Globes: Bezeq Raking In Millions on ‘Zombie Phone’ Repair Fees

An Israeli Bezeq Telecommunication Corp. building (Kobi Gideon/Flash90)

Bezeq, the Israeli phone company, has been raking in millions of shekels a year for “repair insurance” on phones that are some 40 years old, business daily Globes said in an investigative piece. According to the report, the company has made “hundreds of millions of shekels a year off the backs of customers who have not paid attention to the charge on their monthly phone bill.”

In response, Bezeq said that any customer who is being charged the NIS 3.69 monthly repair fee is free to cancel it. “The repair insurance fee is listed very clearly in customers’ phone bills, and it can be canceled upon request. The issue is not new, and has been covered in the media in the past. The subject is clearly addressed on Bezeq’s web site,” the company said in a statement. The fee is paid monthly and allows customers to bring their phones in for repair for no charge, but Globes said that the company’s own numbers show that it is still collecting millions of shekels a year in repair subscription fees on phones that are no longer in use, or even in existence.

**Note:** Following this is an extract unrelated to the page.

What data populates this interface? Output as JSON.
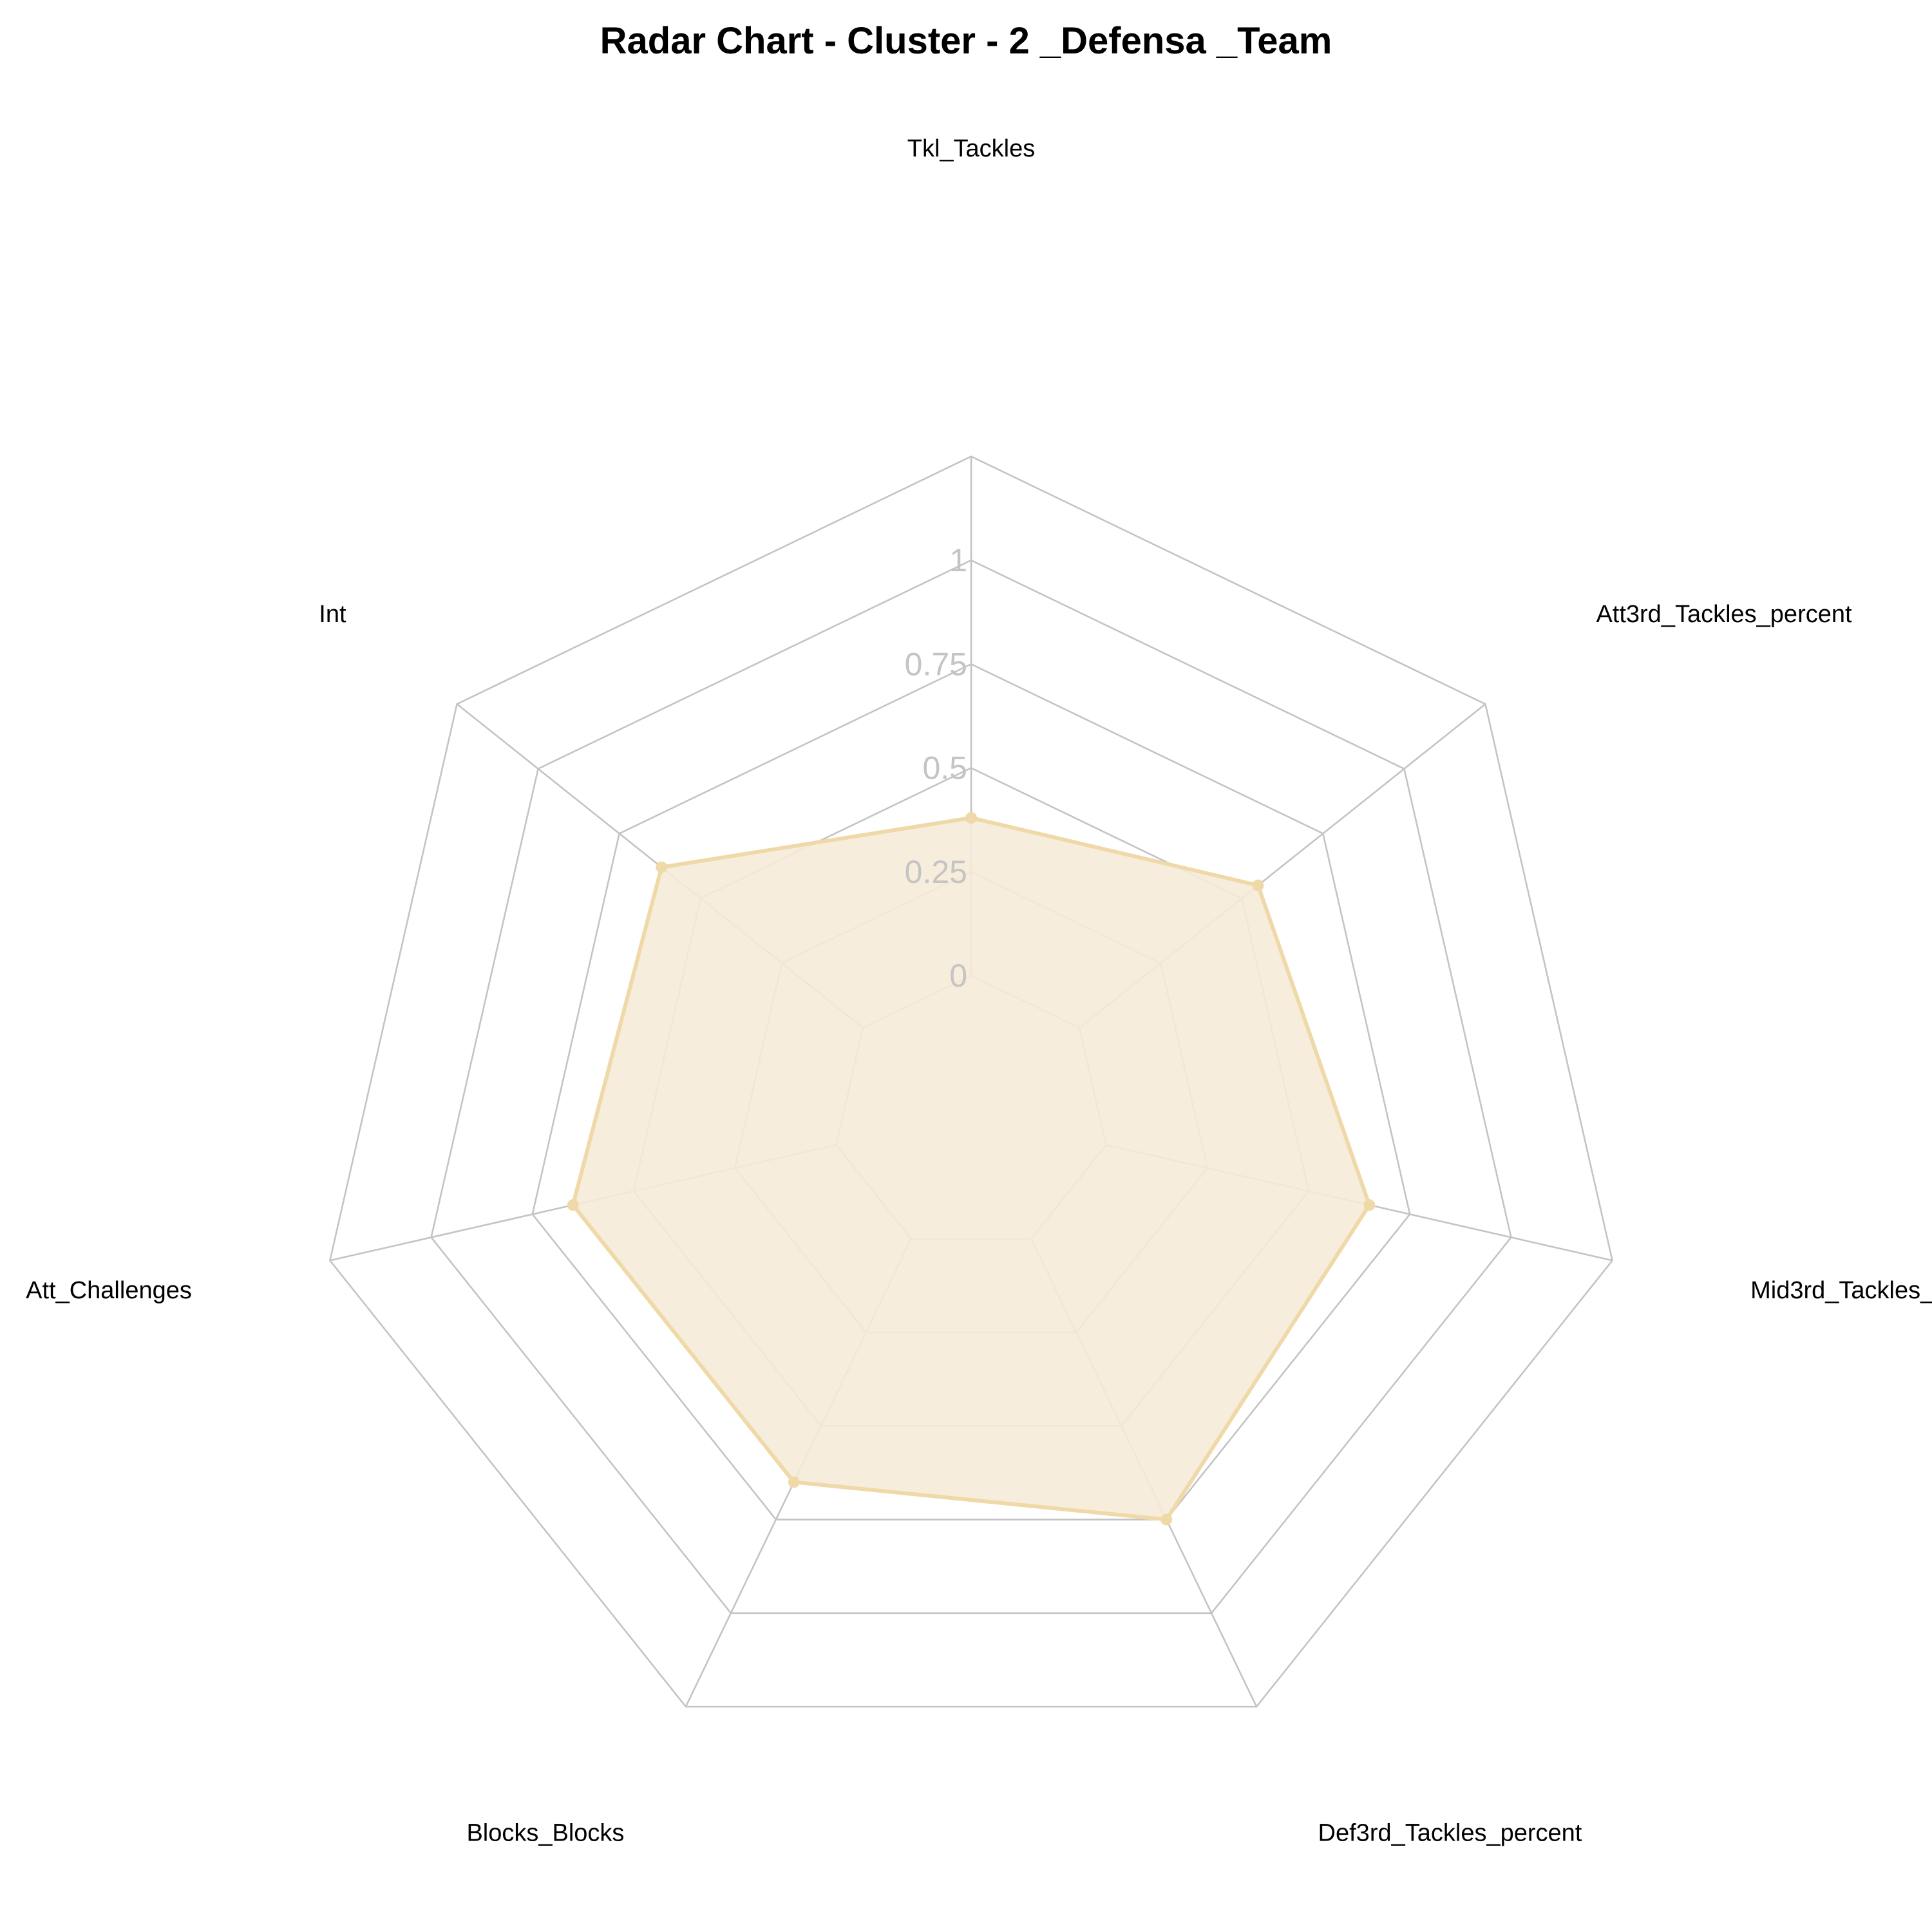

Apparently, however, few customers – most of them business customers – realize this. The fee is for old-fashioned business phone models Zamir and Efroni, used with Bezeq’s land phone lines and switchboards. Bezeq sold the phones in the 1970s and 1980s. It is not known how many are still in use, as the phones do not support any of the digital services available today.

“If Bezeq wanted to be fair, it would stop collecting this fee and refund the money it collected in recent years,” Globes said. “And if Israel had a functioning communications ministry, it would take into consideration the needs of customers and stand by them, instead of acting like a subsidiary of Bezeq.”

Bezeq has refused to release data on the number of phones that are repaired, Globes said, and quoted sources in the company as saying that very few of the phones come in for repairs nowadays. In its statement, Bezeq said that customers were sending in their phones for repair “on a regular basis.”